Korea Centers for Disease Control and Prevention (KCDC) on Monday said a total of 51 persons from Daegu and the surrounding North Gyeongsang Province tested positive for COVID-19 a “relatively short time” after they were released.
The virus likely was reactivated, said KCDC Director-General Jeong Eun-kyeong, instead of the people being reinfected once they left, South Korea’s Yonhap news agency reported.
The group of people came from the epicenter of South Korea’s coronavirus outbreak in Daegu.
Health authorities told Yonhap news agency that a team of investigators has been sent to Daegu to conduct an epidemiological investigation into the cases.
In March, the South China Morning Post reported that doctors in Wuhan, China – where the virus emerged – said that as many as 10 percent of coronavirus patients had tested positive again after being discharged from the hospital.
Wang Wei, the president of Tongji Hospital where the first COVID-19 case was identified, told state broadcaster CCTV that those who tested positive did not have any symptoms and none of their close contacts had been infected.
While surveillance of similar patients showed that 80 to 90 percent had no trace of the virus in their system one month after being discharged from the hospital, Wang said officials were only working with “small samples.”
Following this latest development, officials are now considering using electronic wristbands to monitor the growing number of people placed under self-quarantine to slow the spread of COVID-19 as 47 new cases were reported.
South Korea has been enforcing 14-day quarantines on all passengers arriving from overseas to stem a rise in imported infections.
More than 46,500 people were under self-quarantine as of Monday evening, including 38,400 who recently arrived from abroad, according to Lee Byeong-cheol, an official from the Ministry of the Interior and Safety. That number could grow to 80,000 or 90,000.

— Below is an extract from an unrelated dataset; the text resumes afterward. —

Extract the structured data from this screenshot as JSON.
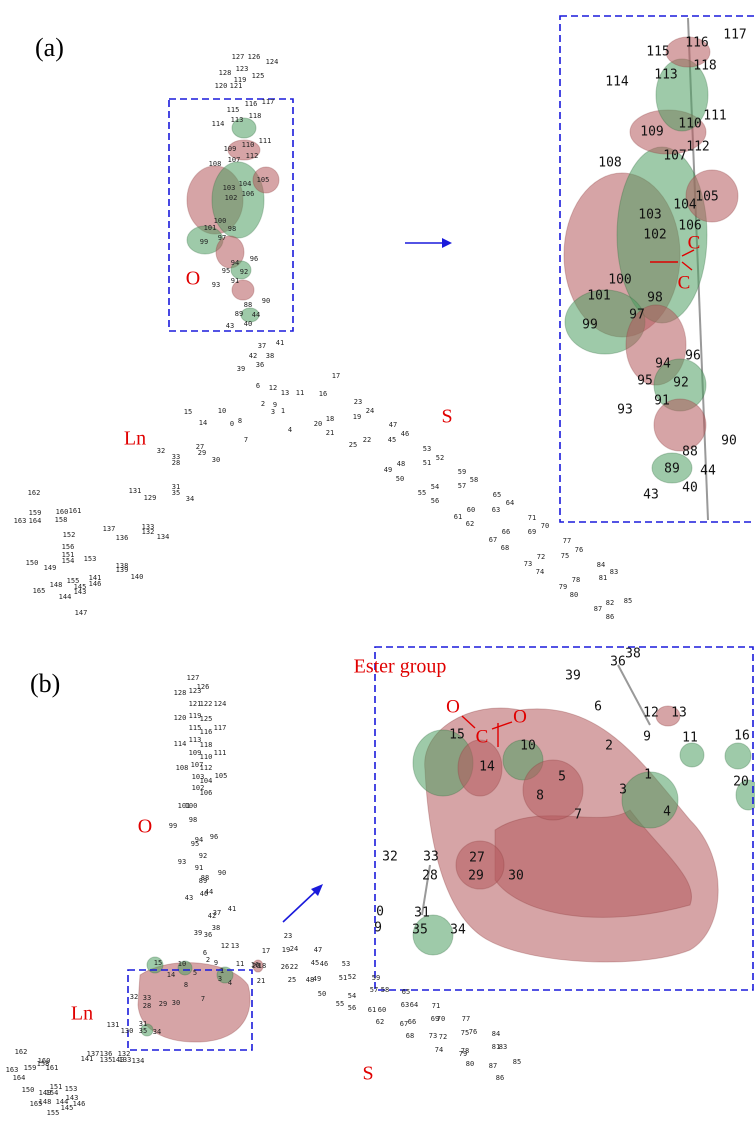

Health Ministry official Yoon Tae-ho on Tuesday acknowledged that wristbands would come with privacy concerns. It wasn’t clear how South Korea would enforce the wristbands, but the country has previously warned of a crackdown on those who disobey quarantines.
Yoon said such devices were among several measures discussed as “practical and effective ways” to monitor people isolated at homes and facilities.